The 55-page monograph contains 54 illustrations rendered by William. The mechanics of primordial motion picture cameras and exhibition are explained, with eponymous emphasis given to the kinetograph, the kinetoscope, and the kinetophonograph. Dickson worked with Edison on the development of these devices, which respectively capture pictures on film, play films back, and combine picture with sound. Antonia and William give credit to the other architects of film and their works, as well as the performers and subjects who star in those works. A preface penned by Edison appears at the book's start.

==Reception==
History was published first in 1895. An early version of the book's contents appeared in the June 1894 issue of The Century Magazine. That year, the siblings had published a biography of Edison. For the time of its publishing, the book served as not only a history of film but also as advertisement and a directory pertaining to the subjects in the films addressed in it. The book fell out of knowledge since until the Museum of Modern Art acquired a copy in 1940. The museum's Film Library division gave it a reprinting thirty years later, in 1970; Arno Press published this reprinting in association with the New York Times Company. (Note: The book was included in the publisher's Literature of Cinema series (Côté 2001).) The book received another reprinting in 2000, this time published by the museum itself. (Note: The museum captured William's illustrations using the duotone printing process (Anonymous 2002).)
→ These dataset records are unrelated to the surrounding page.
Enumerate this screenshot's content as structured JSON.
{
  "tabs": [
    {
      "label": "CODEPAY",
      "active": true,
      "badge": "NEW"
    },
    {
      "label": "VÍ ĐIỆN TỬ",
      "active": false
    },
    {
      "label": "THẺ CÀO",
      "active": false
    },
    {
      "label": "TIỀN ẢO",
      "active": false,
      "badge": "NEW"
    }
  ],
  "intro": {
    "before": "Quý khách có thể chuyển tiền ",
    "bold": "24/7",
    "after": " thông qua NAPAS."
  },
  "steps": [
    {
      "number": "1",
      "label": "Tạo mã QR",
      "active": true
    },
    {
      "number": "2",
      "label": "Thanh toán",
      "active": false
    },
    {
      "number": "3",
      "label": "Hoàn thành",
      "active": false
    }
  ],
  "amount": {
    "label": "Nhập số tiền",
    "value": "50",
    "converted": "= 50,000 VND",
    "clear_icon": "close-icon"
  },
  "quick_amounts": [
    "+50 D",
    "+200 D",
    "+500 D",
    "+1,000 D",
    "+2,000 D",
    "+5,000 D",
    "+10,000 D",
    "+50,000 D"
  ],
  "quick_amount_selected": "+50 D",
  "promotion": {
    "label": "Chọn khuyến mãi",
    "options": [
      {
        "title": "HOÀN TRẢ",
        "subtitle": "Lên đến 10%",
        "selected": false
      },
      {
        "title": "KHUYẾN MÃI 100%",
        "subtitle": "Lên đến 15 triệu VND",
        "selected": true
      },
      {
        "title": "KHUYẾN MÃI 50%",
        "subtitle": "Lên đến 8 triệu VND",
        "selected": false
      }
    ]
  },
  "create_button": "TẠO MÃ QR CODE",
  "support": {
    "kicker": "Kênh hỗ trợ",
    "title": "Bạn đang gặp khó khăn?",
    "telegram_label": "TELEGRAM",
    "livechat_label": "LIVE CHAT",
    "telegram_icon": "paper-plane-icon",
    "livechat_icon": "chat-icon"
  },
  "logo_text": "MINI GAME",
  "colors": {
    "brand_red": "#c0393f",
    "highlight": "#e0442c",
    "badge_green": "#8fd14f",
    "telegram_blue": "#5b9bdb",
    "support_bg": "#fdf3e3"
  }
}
The book is considered by scholars of the medium the first published history on the subject of film, with the art critic Nancy Mowll Mathews calling it unprecedented. The historian Lewis Jacobs called the book important as a primary source for the history of early film. From the authors' combined tone, Jacobs perceived the Dicksons' excitement at having the privilege to observe popular film actors and to have worked in his industry at its infancy. Jacobs defined the book as "intimate" and its closing words as an "eloquent prediction" on the expansion of kinetograph technology. Jacobs recommended the book for film scholars and historians for its wisdom and its emphasis on the beginning of film as both a technology and as an art form. The literary critic Laura Marcus found the book's scientific approach in tension with its purpose to market but conceded that the eponymous devices had a psychic nature intrinsically. Marcus noted the harmony of the Dicksons' view of film as both uncanny and natural and of their opinion of the "Black Maria" as both a nursery and a laboratory like that depicted in Frankenstein. Despite the book's promotional tone, Marcus called its imagery and motifs influential in shaping subsequent publications about film.

Stéphanie Côté of the Journal of Film Preservation recommended the book for its importance as well but noted the difficulty of the brother Dickson's writing. Côté called the sister Dickson's style similarly flamboyant. The film critic David Thomson regarded the book's prose as "plummy" from the brother Dickson's admiration for the film industry. Mathews called Dickson's front cover illustration mediocre but convincing.